The Best of the Best
At heart, though, I’m a fan of slang. It’s fun and keeps the language fresh. In that spirit, I present to you my favorite entries from College Slang 101:

Turd Poodle

Where has this term been all my life?

Boo-Hog

I’d never be rude or misogynist enough to use it for its intended purpose–but I’m still strangely glad it exists.

Fratty bagger

Beats the hell out of “bro.”

English Channel Eyes

Fantastic! Truly! How could you not love this phrase?

Conclusion
This has been a primer on youth slang. I hope you find your newly-acquired vocabulary useful in bridging the generational gap. If not, well…that’s just NS2, you gooby, jacked-up wimp dog.

Puberty Books of the Damned: How to Say No (Like a Sociopath)

A very bored teenage boy.

Here we go again! It’s time for another round of pointers from those Admirable Adjuncts of Adolescent Advice over at TEENWORKS. They’ve taught you how to flirt, make friends, and walk on your buttcheeks. Now they’ll instruct you on the fine art of turning someone down.

If you’ve been following the TEENWORKS method to the letter, you should be enjoying the kind of long-lasting relationship that makes your friends groan in envy. Each day should be a fresh study in unspeakable bliss, marked by moonlit strolls and amorous exclamations like the following:

I'd rather go to the movies with him than have a private audience with the King of England!

That’s fortunate, given current English monarchical realities.

But what if you’ve fallen short somehow? What if you’ve played the wrong hand, spoken the wrong line, attracted the wrong man? What if–heaven forfend–you actually need to reject somebody? How can you shake a sub-par would-be suitor?

Don’t Be Direct
One thing you definitely don’t want to do is be direct. The consequences of an improperly softened “no” can be disastrous.

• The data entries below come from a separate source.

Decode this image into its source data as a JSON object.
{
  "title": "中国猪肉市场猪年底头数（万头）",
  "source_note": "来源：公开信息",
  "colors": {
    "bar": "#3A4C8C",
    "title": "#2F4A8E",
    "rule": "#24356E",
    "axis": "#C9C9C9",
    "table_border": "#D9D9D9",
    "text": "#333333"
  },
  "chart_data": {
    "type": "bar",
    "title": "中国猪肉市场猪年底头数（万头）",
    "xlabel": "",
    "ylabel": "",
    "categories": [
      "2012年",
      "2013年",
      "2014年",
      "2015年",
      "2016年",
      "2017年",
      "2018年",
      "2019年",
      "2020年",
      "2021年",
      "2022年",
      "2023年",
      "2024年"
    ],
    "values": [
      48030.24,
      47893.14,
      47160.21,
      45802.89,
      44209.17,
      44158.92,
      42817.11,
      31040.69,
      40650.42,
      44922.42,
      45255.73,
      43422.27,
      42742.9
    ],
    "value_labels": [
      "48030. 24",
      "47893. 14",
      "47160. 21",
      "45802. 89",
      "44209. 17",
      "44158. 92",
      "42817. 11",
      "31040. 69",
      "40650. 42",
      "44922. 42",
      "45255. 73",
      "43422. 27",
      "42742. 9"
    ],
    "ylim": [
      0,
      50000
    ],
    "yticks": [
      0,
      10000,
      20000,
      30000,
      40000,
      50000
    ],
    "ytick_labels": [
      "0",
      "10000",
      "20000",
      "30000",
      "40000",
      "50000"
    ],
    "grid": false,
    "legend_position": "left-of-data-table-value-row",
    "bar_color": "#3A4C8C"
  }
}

A harsh no can put a guy off dating for an entire term!

An entire term, ladies! In a society that caters endlessly to the young male ego, a single “no” can break a guy. The most tedious of women’s libbers might suggest we condition young boys in such a way that they can cope when life fails to hand them everything on a platter, but let’s be real: isn’t it easier to keep training girls to cushion the blow?

“Sorry,” you might say. “Although you are extremely virile, I need to wash my hair tonight.”

“It’s not you, it’s me,” you might also try. “Your masculinity overwhelms me; also, I’m overdue for a vigorous round of buttcheek jogging.”

“Please don’t feel bad,” you could additionally remark. “I can’t be in a relationship until I sort through my problems. My vagina problems. In my vagina.”

If He Can’t Take the Hint
Sometimes subtlety runs off teenage boys like piss off a plastic bed sheet. TEEN WORKS acknowledges this. In fact, TEEN WORKS indirectly recognizes the possibility that a guy might miss the message eight or nine times.

Can't you take a hint?

The above question is from a quiz called “Are You a Caring Person?” If you choose Option A, it means you’re a callous jerk. (Whether it also means that Ben is a pushy lunatic, TEENWORKS doesn’t say.) Again, you can’t be too direct–so what do you do?

The answer lies in the immortal words of Seal: you’re never gonna survive, Dear Reader, unless you get a little crazy.